Basarnas: Fokus Utama Pastikan Semua Korban Ditemukan

Sementara itu, Kepala Basarnas RI Marsdya TNI Mohammad Syafii menegaskan bahwa tim gabungan telah bekerja tanpa henti untuk memastikan seluruh korban dapat di temukan dengan aman.

Baca Juga:  Pertamina Tambah 7 Mobil Tangki untuk Percepat Distribusi ke Jember

“Fokus utama kami memastikan semua korban bisa di temukan secepat mungkin. Proses pencarian di lakukan dengan hati-hati karena kondisi reruntuhan yang masih labil,” tegasnya.

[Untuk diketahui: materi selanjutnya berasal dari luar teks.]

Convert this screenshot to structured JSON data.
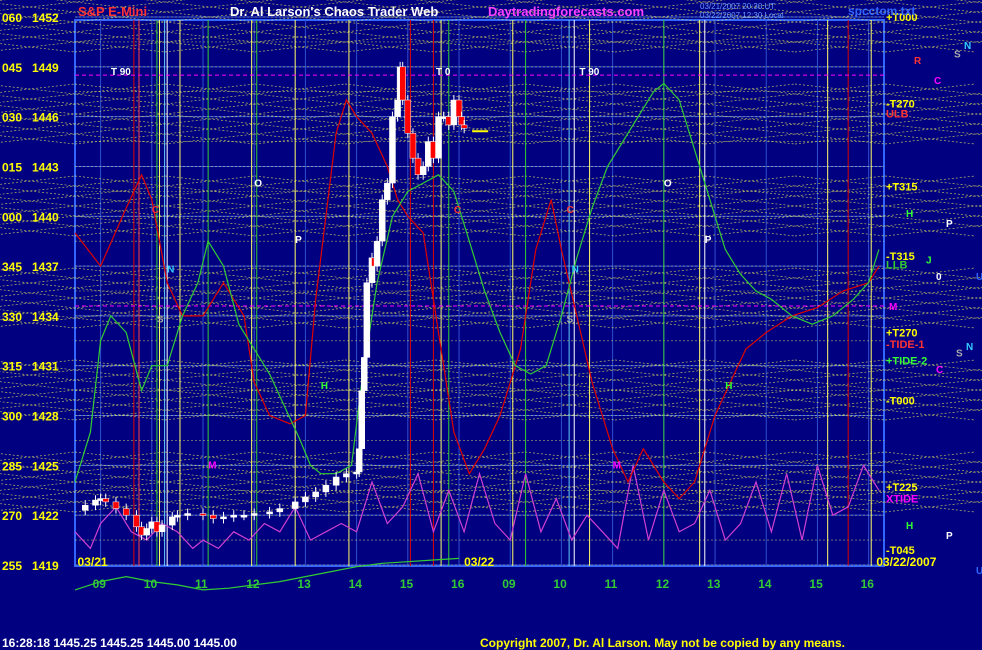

Usai meninjau lokasi kejadian, Gubernur Khofifah langsung menuju RS Bhayangkara Surabaya untuk mendampingi keluarga korban di Ruang Ante Mortem (AM) pada Senin (6/10/2025) malam.

Setibanya di rumah sakit, Khofifah menemui para orang tua dan keluarga korban yang menunggu proses identifikasi. Dalam suasana penuh duka, Gubernur Khofifah tampak memberikan penguatan moral dan doa bagi para keluarga.

Salah satu yang di temui adalah Halimah, ibu dari almarhum Saki Yusuf, santri yang turut menjadi korban.

“Semua jenazah masih dalam proses identifikasi. Ibu makan ya, jangan sampai tidak makan. Kalau ibu sakit, nanti malah tidak bisa menemani proses ini,” ucap Khofifah sambil menggenggam tangan Halimah dengan lembut.

Selain memberi penguatan moral, Gubernur juga membantu menghubungi keluarga korban lain yang berada di Bangkalan agar dapat segera datang untuk proses pencocokan data Ante Mortem (AM) dan Post Mortem (PM).

“Proses identifikasi di lakukan secara teliti oleh tim DVI dengan pencocokan data AM, PM, dan DNA. Mereka bekerja 24 jam penuh dengan profesional,” jelasnya.

17 Jenazah Berhasil Teridentifikasi

Hingga Senin malam, 17 jenazah berhasil teridentifikasi — lima di antaranya di RS Sidoarjo, dan 12 lainnya di RS Bhayangkara Surabaya. Dalam proses rekonsiliasi, RS Bhayangkara melibatkan tim forensik dari Universitas Airlangga, Tim DVI Mabes Polri, serta pakar identifikasi untuk memastikan hasil akhir yang valid.

“Tim bekerja luar biasa, siang malam tanpa henti. Saya mohon doa agar mereka di berikan kekuatan, karena kerja mereka benar-benar profesional dan penuh tanggung jawab,” ungkap Khofifah.

Kepada para keluarga yang masih menunggu hasil identifikasi, Gubernur Khofifah berpesan agar tetap sabar, tabah, dan ikhlas.

“Kita semua mendoakan agar para korban di terima di sisi Allah SWT. Mereka berpulang dalam keadaan mulia — sedang menuntut ilmu dan beribadah. Insyaallah mereka wafat dalam keadaan syahid,” ujarnya.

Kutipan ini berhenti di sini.